According to the special audit report released on Thursday evening, Fenaka undertook projects valued at MVR 2.2 billion during the three-year period. Of this, MVR 1.3 billion was granted without a public tendering process. The audit found that out of 673 contracts signed for services and equipment, 438 – or 65 per cent – bypassed open bidding. Instead, the company’s Direct Purchase Committee directly selected contractors.
Procurement Breaches
Fenaka’s internal procurement regulation sets a threshold of MVR 225,000, excluding GST, for reopening tenders in cases involving overseas suppliers. However, the audit revealed that numerous contracts for generators, transformers, and power cables exceeded this limit without being re-tendered.
The report highlighted significant mark-ups, with suppliers charging Fenaka profit margins of 40 to 55 per cent. It also noted irregularities in leasing arrangements, with MVR 12.1 million spent on property leases and renovations that contravened regulations.
Family-Linked Companies

The report also revisited earlier findings that former Managing Director Ahmed Saeed had signed contracts worth MVR 49.8 million with three companies linked to his family.

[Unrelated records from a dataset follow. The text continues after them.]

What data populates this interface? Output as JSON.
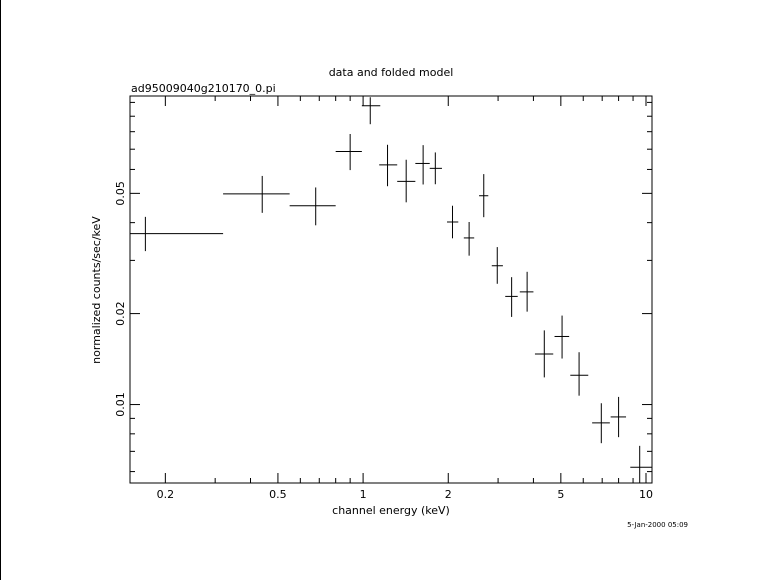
{
  "chart_data": {
    "type": "scatter",
    "title": "data and folded model",
    "subtitle": "ad95009040g210170_0.pi",
    "xlabel": "channel energy (keV)",
    "ylabel": "normalized counts/sec/keV",
    "timestamp": "5-Jan-2000 05:09",
    "x_scale": "log",
    "y_scale": "log",
    "xlim": [
      0.15,
      10.5
    ],
    "ylim": [
      0.0055,
      0.105
    ],
    "x_ticks": [
      {
        "value": 0.2,
        "label": "0.2"
      },
      {
        "value": 0.5,
        "label": "0.5"
      },
      {
        "value": 1,
        "label": "1"
      },
      {
        "value": 2,
        "label": "2"
      },
      {
        "value": 5,
        "label": "5"
      },
      {
        "value": 10,
        "label": "10"
      }
    ],
    "y_ticks": [
      {
        "value": 0.01,
        "label": "0.01"
      },
      {
        "value": 0.02,
        "label": "0.02"
      },
      {
        "value": 0.05,
        "label": "0.05"
      }
    ],
    "points": [
      {
        "x": 0.17,
        "x_lo": 0.15,
        "x_hi": 0.32,
        "y": 0.0368,
        "y_lo": 0.0322,
        "y_hi": 0.0418
      },
      {
        "x": 0.44,
        "x_lo": 0.32,
        "x_hi": 0.55,
        "y": 0.0498,
        "y_lo": 0.0431,
        "y_hi": 0.0571
      },
      {
        "x": 0.68,
        "x_lo": 0.55,
        "x_hi": 0.8,
        "y": 0.0455,
        "y_lo": 0.0392,
        "y_hi": 0.0523
      },
      {
        "x": 0.9,
        "x_lo": 0.8,
        "x_hi": 0.99,
        "y": 0.0688,
        "y_lo": 0.0597,
        "y_hi": 0.0786
      },
      {
        "x": 1.06,
        "x_lo": 0.99,
        "x_hi": 1.15,
        "y": 0.0975,
        "y_lo": 0.0847,
        "y_hi": 0.104
      },
      {
        "x": 1.22,
        "x_lo": 1.14,
        "x_hi": 1.32,
        "y": 0.0621,
        "y_lo": 0.0528,
        "y_hi": 0.0724
      },
      {
        "x": 1.42,
        "x_lo": 1.32,
        "x_hi": 1.53,
        "y": 0.0548,
        "y_lo": 0.0467,
        "y_hi": 0.0646
      },
      {
        "x": 1.63,
        "x_lo": 1.53,
        "x_hi": 1.72,
        "y": 0.0628,
        "y_lo": 0.0535,
        "y_hi": 0.0722
      },
      {
        "x": 1.8,
        "x_lo": 1.72,
        "x_hi": 1.9,
        "y": 0.0605,
        "y_lo": 0.0536,
        "y_hi": 0.0683
      },
      {
        "x": 2.07,
        "x_lo": 1.98,
        "x_hi": 2.17,
        "y": 0.0402,
        "y_lo": 0.0355,
        "y_hi": 0.0455
      },
      {
        "x": 2.37,
        "x_lo": 2.27,
        "x_hi": 2.47,
        "y": 0.0356,
        "y_lo": 0.0311,
        "y_hi": 0.0402
      },
      {
        "x": 2.67,
        "x_lo": 2.57,
        "x_hi": 2.77,
        "y": 0.0491,
        "y_lo": 0.0417,
        "y_hi": 0.0579
      },
      {
        "x": 2.98,
        "x_lo": 2.85,
        "x_hi": 3.12,
        "y": 0.0288,
        "y_lo": 0.0251,
        "y_hi": 0.0332
      },
      {
        "x": 3.35,
        "x_lo": 3.18,
        "x_hi": 3.52,
        "y": 0.0228,
        "y_lo": 0.0195,
        "y_hi": 0.0264
      },
      {
        "x": 3.8,
        "x_lo": 3.58,
        "x_hi": 4.0,
        "y": 0.0236,
        "y_lo": 0.0203,
        "y_hi": 0.0275
      },
      {
        "x": 4.37,
        "x_lo": 4.05,
        "x_hi": 4.7,
        "y": 0.0147,
        "y_lo": 0.0123,
        "y_hi": 0.0176
      },
      {
        "x": 5.05,
        "x_lo": 4.75,
        "x_hi": 5.35,
        "y": 0.0168,
        "y_lo": 0.0142,
        "y_hi": 0.0197
      },
      {
        "x": 5.8,
        "x_lo": 5.4,
        "x_hi": 6.25,
        "y": 0.0125,
        "y_lo": 0.0107,
        "y_hi": 0.0149
      },
      {
        "x": 6.95,
        "x_lo": 6.45,
        "x_hi": 7.45,
        "y": 0.0087,
        "y_lo": 0.00745,
        "y_hi": 0.0101
      },
      {
        "x": 8.0,
        "x_lo": 7.5,
        "x_hi": 8.5,
        "y": 0.0091,
        "y_lo": 0.0078,
        "y_hi": 0.0106
      },
      {
        "x": 9.5,
        "x_lo": 8.8,
        "x_hi": 10.5,
        "y": 0.0062,
        "y_lo": 0.0055,
        "y_hi": 0.0073
      }
    ]
  }
}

These included Sheltera Holdings, Power Pay Investments, and Coral Investments, which collectively received more than MVR 31 million by the end of 2018.
Contract Allocations
- 294 contracts for power cables worth MVR 544.3 million;
- 82 contracts for generator sets worth MVR 259 million;
- 33 contracts for transformers worth MVR 76.3 million;
- 29 contracts for water and sewage projects worth MVR 491.7 million.

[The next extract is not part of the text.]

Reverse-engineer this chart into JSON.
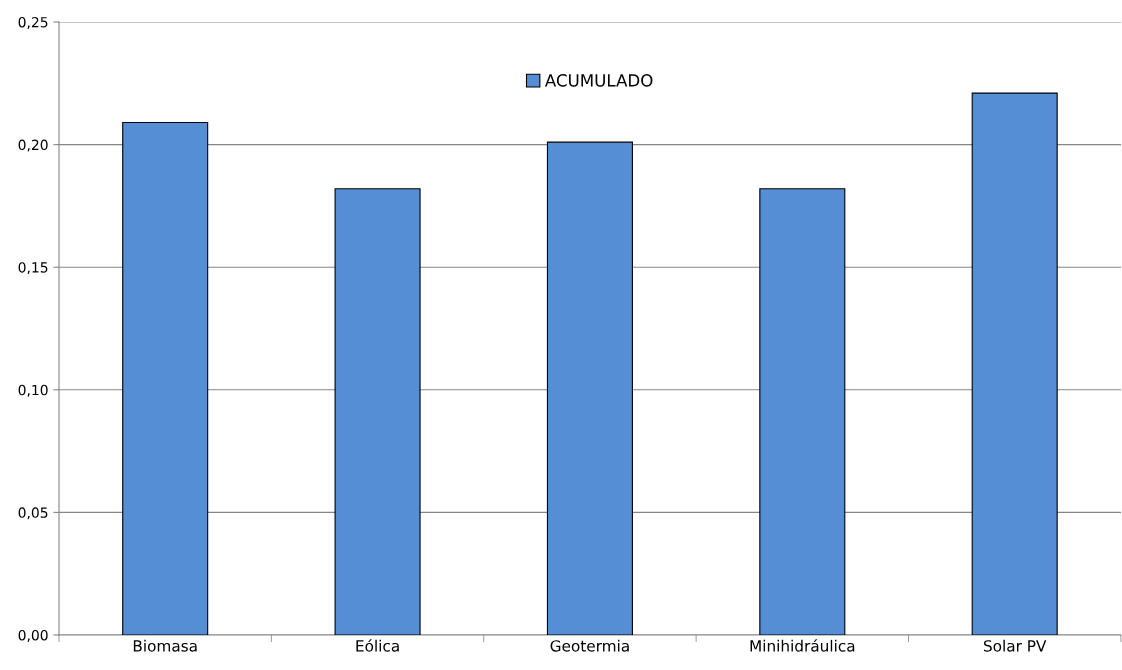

The audit also found that Fenaka purchased fossil fuels worth MVR 127 million without formal contracts, with MVR 111 million of the supply sourced through a private company. Additionally, MVR 221 million of the MVR 245 million spent on spare parts was procured from external suppliers.
Further Findings
- Catering services worth MVR 5.4 million awarded to the project supervisor’s company for the Haa Alifu Dhidhdhoo power project.
- Vehicle rentals totalling MVR 18.9 million awarded without competitive bidding.
- Over 100 legal cases against Fenaka during the three-year period, with MVR 330 million in unpaid court-mandated settlements by June 2023.
- CSR and sponsorship activities amounting to MVR 46 million undertaken despite severe financial pressures.
- Petty cash of MVR 26.5 million allocated to project managers, including MVR 21 million deposited directly into personal accounts without expenditure records.
Mounting Debt
By the end of 2023, Fenaka carried a debt of MVR 3.9 billion, of which MVR 2.9 billion related to overdue bills. At the same time, the company continued to make payments to 79 parties.
Meanwhile, allegations of embezzlement against former MD Saeed remain under investigation by the Anti-Corruption Commission (ACC). He is accused of misappropriating funds from an ice plant in L. Maamendhoo operated by Kaizan Investments. The ACC confirmed it is examining six cases linked to Saeed, whose passport has been withheld as part of the inquiry.